Study shows anxiety and depression lower life expectancy
By Ian Birch
I've reported previously for Mental Healthy that people with severe mental illnesses who take anti-psychotic drugs have a significantly reduced life expectancy. Now for the first time a new British study, published in the British Medical Journal, has established that anxiety and depression can also lower life expectancy -- though not so dramatically.
Researchers at University College London and Edinburgh University analysed statistics from the decade from 1994 to 2004 with a sample size of nearly 70,000 patients.
They discovered that even people with mild, rather than moderate or severe, anxiety and depression, have slightly reduced life expectancies.
The researchers ensured they took into account other health and lifestyle factors such as exercise, weight, diabetes, alcohol consumption and smoking.

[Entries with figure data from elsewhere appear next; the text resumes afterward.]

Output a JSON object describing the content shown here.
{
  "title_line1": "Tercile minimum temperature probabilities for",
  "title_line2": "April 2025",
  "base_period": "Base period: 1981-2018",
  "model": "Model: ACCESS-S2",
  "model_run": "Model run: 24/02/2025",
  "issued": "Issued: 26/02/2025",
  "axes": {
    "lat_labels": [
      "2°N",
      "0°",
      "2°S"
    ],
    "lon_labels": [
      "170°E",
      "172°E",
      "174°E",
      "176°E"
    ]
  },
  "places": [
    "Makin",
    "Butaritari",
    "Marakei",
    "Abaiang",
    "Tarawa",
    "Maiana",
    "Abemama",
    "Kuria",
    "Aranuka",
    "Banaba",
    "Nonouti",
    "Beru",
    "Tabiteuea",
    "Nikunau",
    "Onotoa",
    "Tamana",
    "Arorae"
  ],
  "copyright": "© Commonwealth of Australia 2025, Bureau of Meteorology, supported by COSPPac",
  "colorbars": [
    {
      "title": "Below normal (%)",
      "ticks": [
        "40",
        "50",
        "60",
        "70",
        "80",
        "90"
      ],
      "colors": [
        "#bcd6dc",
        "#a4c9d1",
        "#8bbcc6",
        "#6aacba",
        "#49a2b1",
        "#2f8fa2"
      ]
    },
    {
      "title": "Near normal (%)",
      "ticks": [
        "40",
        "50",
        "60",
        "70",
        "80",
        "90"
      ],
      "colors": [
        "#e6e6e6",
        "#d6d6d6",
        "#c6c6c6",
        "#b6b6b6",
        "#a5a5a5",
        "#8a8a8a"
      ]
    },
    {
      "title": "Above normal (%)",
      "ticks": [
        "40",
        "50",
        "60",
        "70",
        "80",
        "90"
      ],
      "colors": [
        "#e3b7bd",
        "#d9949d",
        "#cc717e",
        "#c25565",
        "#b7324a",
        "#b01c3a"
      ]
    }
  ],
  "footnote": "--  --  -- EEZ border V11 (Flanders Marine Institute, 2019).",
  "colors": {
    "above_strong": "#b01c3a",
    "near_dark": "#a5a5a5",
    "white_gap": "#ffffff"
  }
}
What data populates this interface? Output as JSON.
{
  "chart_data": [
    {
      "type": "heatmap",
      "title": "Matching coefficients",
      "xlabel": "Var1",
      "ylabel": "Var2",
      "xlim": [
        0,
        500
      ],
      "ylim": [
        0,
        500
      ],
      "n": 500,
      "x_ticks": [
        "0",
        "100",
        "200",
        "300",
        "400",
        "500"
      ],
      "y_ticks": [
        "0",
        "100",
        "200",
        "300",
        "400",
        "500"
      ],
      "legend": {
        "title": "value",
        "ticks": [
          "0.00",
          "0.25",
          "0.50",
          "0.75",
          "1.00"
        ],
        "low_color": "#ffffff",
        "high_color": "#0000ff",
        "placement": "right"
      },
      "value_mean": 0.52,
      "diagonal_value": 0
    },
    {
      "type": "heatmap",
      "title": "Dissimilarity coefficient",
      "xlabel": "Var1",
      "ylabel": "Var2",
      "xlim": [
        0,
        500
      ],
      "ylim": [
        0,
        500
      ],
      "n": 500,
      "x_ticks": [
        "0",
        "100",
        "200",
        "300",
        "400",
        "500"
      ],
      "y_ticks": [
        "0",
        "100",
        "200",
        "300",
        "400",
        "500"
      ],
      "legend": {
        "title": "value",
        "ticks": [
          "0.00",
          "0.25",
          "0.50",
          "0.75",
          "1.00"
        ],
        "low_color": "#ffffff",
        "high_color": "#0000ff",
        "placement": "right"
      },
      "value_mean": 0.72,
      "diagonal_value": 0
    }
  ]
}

Dr David Batty, a Wellcome Trust research fellow in the Department of Epidemiology and Public Health at UCL and senior author on the study, said: "This increased mortality is not simply due to people with higher levels of psychological distress having poorer health behaviours."
Whilst the causes of the link are not clear in this study, it is thought, that a deterioration in physical health caused by psychiatric medications is primarily responsible for reducing life expectancy in people with schiozphrenia e.g. by developing cardiovascular (heart) problems or diabetes.
Paul Jenkins, chief executive of the charity Rethink, told BBC News: "Sadly, these findings do not come as a surprise.